Demo : http://ideone.com/83WOW
C++ (2003) section §14.8.1/6 reads,
[Note: For simple function names, argument dependent lookup (3.4.2) applies even when the function name is not visible within the scope of the call. This is because the call still has the syntactic form of a function call (3.4.1). But when a function template with explicit template arguments is used, the call does not have the correct syntactic form unless there is a function template with that name visible at the point of the call. If no such name is visible, the call is not syntactically well-formed and argument-dependent lookup does not apply. If some such name is visible, argument dependent lookup applies and additional function templates may be found in other namespaces.
[Example:
namespace A {
struct B { };
template<int X> void f(B);
}
namespace C {
template<class T> void f(T t);
}
void g(A::B b) {
f<3>(b); //ill-formed: not a function call
A::f<3>(b); //well-formed
C::f<3>(b); //ill-formed; argument dependent lookup
// applies only to unqualified names
using C::f;
f<3>(b); //well-formed because C::f is visible; then
// A::f is found by argument dependent lookup
}
—end example] —end note]
ADL doesn't directly apply to template-id's such as get<0>, so the compiler doesn't really get started down that path. C++11 §14.8.1/8 (in C++03, 14.8.1/6):
[ Note: For simple function names, argument dependent lookup (3.4.2) applies even when the function name is not visible within the scope of the call. This is because the call still has the syntactic form of a function call (3.4.1). But when a function template with explicit template arguments is used, the call does not have the correct syntactic form unless there is a function template with that name visible at the point of the call. If no such name is visible, the call is not syntactically well-formed and argument-dependent lookup does not apply. If some such name is visible, argument dependent lookup applies and additional function templates may be found in other namespaces.

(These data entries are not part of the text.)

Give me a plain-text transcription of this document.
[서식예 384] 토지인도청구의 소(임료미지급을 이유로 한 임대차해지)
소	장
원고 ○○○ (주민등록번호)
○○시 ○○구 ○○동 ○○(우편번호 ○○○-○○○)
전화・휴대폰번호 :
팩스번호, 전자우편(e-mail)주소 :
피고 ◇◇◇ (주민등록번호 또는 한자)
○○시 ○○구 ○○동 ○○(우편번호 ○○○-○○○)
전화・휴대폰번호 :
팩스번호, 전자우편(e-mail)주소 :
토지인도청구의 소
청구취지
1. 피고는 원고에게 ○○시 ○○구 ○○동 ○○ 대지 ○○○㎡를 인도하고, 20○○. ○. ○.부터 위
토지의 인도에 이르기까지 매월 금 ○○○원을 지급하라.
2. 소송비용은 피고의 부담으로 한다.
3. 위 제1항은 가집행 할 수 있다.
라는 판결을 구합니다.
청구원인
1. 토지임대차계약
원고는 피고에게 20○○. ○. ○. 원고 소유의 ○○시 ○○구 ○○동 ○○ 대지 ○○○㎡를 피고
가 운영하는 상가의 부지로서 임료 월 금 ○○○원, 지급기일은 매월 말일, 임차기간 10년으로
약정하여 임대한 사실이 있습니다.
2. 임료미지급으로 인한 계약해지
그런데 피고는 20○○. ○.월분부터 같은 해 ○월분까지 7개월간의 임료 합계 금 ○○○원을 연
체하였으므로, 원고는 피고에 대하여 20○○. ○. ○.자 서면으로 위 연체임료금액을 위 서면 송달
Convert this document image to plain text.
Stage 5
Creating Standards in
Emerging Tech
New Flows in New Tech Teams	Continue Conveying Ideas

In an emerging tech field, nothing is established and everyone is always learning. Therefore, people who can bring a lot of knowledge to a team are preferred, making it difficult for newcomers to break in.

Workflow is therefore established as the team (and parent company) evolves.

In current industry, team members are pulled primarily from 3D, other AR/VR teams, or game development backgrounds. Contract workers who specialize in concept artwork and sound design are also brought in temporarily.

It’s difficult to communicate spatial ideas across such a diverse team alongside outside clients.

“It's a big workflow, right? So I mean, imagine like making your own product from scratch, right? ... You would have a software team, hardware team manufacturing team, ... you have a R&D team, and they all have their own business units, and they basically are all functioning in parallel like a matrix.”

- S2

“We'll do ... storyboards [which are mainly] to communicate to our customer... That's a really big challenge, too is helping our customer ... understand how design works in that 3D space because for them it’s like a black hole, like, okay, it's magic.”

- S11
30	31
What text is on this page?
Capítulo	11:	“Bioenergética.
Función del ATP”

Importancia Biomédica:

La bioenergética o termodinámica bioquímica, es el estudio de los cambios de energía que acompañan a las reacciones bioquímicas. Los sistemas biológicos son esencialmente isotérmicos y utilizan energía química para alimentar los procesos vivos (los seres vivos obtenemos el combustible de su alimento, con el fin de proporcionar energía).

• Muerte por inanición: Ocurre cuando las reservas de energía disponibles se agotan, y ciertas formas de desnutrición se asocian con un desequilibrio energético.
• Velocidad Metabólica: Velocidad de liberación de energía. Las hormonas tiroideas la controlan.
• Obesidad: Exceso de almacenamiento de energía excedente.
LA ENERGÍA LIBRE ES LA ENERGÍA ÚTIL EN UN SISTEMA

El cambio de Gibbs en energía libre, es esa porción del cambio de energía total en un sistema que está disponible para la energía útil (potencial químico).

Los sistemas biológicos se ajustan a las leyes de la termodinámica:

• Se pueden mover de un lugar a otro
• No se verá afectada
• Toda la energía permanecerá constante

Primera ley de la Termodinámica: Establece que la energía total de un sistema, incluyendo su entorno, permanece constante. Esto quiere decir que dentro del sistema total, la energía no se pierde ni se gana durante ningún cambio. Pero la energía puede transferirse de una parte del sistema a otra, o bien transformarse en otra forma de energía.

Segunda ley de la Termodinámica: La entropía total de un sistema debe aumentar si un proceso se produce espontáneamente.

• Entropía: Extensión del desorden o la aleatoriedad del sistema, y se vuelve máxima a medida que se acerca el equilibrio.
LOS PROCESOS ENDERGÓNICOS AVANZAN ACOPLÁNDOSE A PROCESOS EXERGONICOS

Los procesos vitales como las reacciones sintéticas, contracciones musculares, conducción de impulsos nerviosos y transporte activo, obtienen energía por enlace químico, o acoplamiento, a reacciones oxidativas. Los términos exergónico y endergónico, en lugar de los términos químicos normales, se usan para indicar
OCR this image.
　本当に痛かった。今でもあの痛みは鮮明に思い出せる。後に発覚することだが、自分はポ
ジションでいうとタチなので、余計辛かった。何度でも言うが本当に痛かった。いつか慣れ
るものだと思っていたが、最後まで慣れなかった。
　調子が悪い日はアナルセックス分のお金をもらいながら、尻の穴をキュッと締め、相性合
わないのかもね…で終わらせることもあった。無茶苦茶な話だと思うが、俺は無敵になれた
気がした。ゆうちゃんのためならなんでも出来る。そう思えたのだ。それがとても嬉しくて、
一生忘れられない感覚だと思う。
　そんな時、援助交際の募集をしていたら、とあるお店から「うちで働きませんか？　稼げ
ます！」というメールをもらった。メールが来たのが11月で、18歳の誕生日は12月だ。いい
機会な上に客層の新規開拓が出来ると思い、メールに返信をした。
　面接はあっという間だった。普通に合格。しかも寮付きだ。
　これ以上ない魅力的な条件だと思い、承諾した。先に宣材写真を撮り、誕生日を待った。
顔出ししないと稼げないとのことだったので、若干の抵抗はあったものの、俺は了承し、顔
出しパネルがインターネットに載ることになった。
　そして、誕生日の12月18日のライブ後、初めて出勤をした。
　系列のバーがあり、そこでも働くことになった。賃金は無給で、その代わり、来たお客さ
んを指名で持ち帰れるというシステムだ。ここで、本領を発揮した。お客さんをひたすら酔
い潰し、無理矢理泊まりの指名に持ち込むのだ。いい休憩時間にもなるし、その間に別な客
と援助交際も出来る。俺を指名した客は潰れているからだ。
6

It goes on to give a short example. So the workaround is quite easy:
#include <tuple>
template< typename > // BEGIN STUPID BUT HARMLESS HACK
void get( struct not_used_for_anything ); // END STUPIDITY
auto t = std::make_tuple(false, false, true);
bool a = get<0>(t); // Now the compiler knows to use ADL!
bool b = std::get<0>(t); // okay
http://ideone.com/fb8Ai
Note that the not_used_for_anything in the above is merely a safety mechanism. It's intended to be an incomplete type which is never completed. Omitting it works as well, but is unsafe because it could collide with a signature you might want.
template< typename >
void get() = delete;
http://ideone.com/WwF2y
Note: the above quote from the Standard is non-normative, meaning that in the opinion of the Committee, we would be able to figure this out without explanation, because it's implied by the rest of the language and grammar, particularly the fact that 3.4.2 says nothing about looking up template-ids. Yeah, right!